Todo Kitano está en sus principios, de hecho. Y en los principios mudos del cine. Ese entendimiento simultáneo de la violencia y la risa ya sostenía su gran obra, el programa televisivo que aquí conocimos como Humor amarillo, donde el accidente, la humillación y el desafuero se aliaban en las rutinas de cachiporra y en el único chiste del mundo que nos sobrevivirá porque es anterior a los hombres: la piel de plátano en mitad del camino. La gratuidad de la violencia en la obra de Kitano nos habla, precisamente, de la gratuidad de la violencia.
El mar y no pensar en nada
Sonatine, A Scene at the Sea, Flores de fuego, El verano de Kikujiro… Las películas más conmovedoras de Kitano parecen ser de interior, pero si nos fijamos bien son marítimas, tienen todas su ribera, un mar que él entiende en su lectura típica y tópica, como final y origen de todo. Ese tipo de ternuras, como musicar Violent Cop con una versión electrificada de la primera gnossienne de Erik Satie o poner a un samurái a volar una cometa, hacen que su cine pase por sentimental cuando en realidad es que está siendo puro, limpio de cualquier cinismo, un destilado de confección muy difícil para un adulto.
Poner a un samurái a volar una cometa hace que su cine pase por sentimental cuando en realidad es que está siendo puro, limpio de cualquier cinismo
La poesía de Kitano está más próxima a la llaneza de las margaritas que a los crisantemos o a los cerezos dichosos.
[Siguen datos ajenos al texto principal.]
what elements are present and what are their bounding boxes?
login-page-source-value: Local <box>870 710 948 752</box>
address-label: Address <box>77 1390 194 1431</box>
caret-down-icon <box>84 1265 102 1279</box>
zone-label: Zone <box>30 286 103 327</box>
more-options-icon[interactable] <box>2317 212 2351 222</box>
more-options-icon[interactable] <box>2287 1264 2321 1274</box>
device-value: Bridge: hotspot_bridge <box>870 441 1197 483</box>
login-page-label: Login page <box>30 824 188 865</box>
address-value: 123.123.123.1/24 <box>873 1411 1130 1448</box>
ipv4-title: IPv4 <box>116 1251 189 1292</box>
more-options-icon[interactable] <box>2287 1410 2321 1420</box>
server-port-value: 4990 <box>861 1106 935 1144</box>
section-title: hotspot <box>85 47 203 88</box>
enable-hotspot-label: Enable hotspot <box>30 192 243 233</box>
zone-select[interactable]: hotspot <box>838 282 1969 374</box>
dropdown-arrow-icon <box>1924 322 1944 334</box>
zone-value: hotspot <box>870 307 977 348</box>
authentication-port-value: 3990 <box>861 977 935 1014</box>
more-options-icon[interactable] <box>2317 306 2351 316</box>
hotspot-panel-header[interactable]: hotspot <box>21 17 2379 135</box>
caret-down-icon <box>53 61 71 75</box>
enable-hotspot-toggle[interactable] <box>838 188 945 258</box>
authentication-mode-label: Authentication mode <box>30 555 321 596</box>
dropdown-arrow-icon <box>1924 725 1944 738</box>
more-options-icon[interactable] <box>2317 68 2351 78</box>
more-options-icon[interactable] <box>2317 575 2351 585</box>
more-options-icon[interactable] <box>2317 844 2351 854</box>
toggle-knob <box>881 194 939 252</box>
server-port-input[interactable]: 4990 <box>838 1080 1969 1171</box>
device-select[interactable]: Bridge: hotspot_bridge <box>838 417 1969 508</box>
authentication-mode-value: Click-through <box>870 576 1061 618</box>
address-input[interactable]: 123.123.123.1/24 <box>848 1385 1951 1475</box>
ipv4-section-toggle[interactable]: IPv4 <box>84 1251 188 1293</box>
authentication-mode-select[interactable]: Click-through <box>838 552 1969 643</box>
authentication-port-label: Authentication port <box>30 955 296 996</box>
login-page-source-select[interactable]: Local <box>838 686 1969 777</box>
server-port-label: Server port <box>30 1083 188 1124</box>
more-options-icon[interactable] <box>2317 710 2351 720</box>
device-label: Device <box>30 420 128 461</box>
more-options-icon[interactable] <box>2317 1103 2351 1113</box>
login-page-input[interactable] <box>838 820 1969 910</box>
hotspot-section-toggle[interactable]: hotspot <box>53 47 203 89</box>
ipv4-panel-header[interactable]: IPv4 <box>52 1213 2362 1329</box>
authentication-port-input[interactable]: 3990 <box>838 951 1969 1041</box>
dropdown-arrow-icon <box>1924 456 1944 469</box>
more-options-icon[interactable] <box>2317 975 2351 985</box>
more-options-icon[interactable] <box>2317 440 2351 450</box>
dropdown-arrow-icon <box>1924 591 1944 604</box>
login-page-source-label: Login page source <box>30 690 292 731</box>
La ética y la estética de su país tan dañado recorre lógicamente una filmografía llena de ideas, pero a menudo de ideas nuestras. Kitano nos despeja la película y nos hace sitio para que podamos pensarla, pensarnos nosotros mientras la vemos, y ahí estaría un poco la diferencia entre el cine comercial y el cine de autor, lo que hace que en Francia le adoren y que en Japón nadie se interese demasiado por sus películas.
Las palabras inútiles
Salvo imperativos de producción, Kitano rueda siempre en orden cronológico, como si las películas acontecieran, y así tiene la posibilidad de pasearlas desde el principio, hace de ellas lugares. Va de una escena a otra caminando cuando podría hacerlo por corte, y en ocasiones, al ser películas japonesas, se permite cruzar el plano como si tuviera algo que hacer al otro extremo. Pero casi nunca va a hacer nada y por eso su cine respira ese transcurrir ocioso tan expresivo, errático y lleno de repentes como el jazz al que es también aficionado.
Kitano, que nació en invierno ahora hace 75 años, lleva toda una vida cuidándose muy mucho de no hacer una película perfecta, si es que eso fuera posible, porque sabe que la mera posibilidad de lograrlo anularía su potencial para siempre. En lugar de eso ha ido entregando lacónicas peripecias yakuzas, tragicomedias románticas, sobradas líricas y ejercicios febriles de autoparodia, cuentas de una filmografía viva y cariñosa, perseverante como el éxodo de una tortuga y capaz, en sus perfumes benditos y un tanto tocados de autismo, de lograr en nosotros el asombro del niño ante el enigma.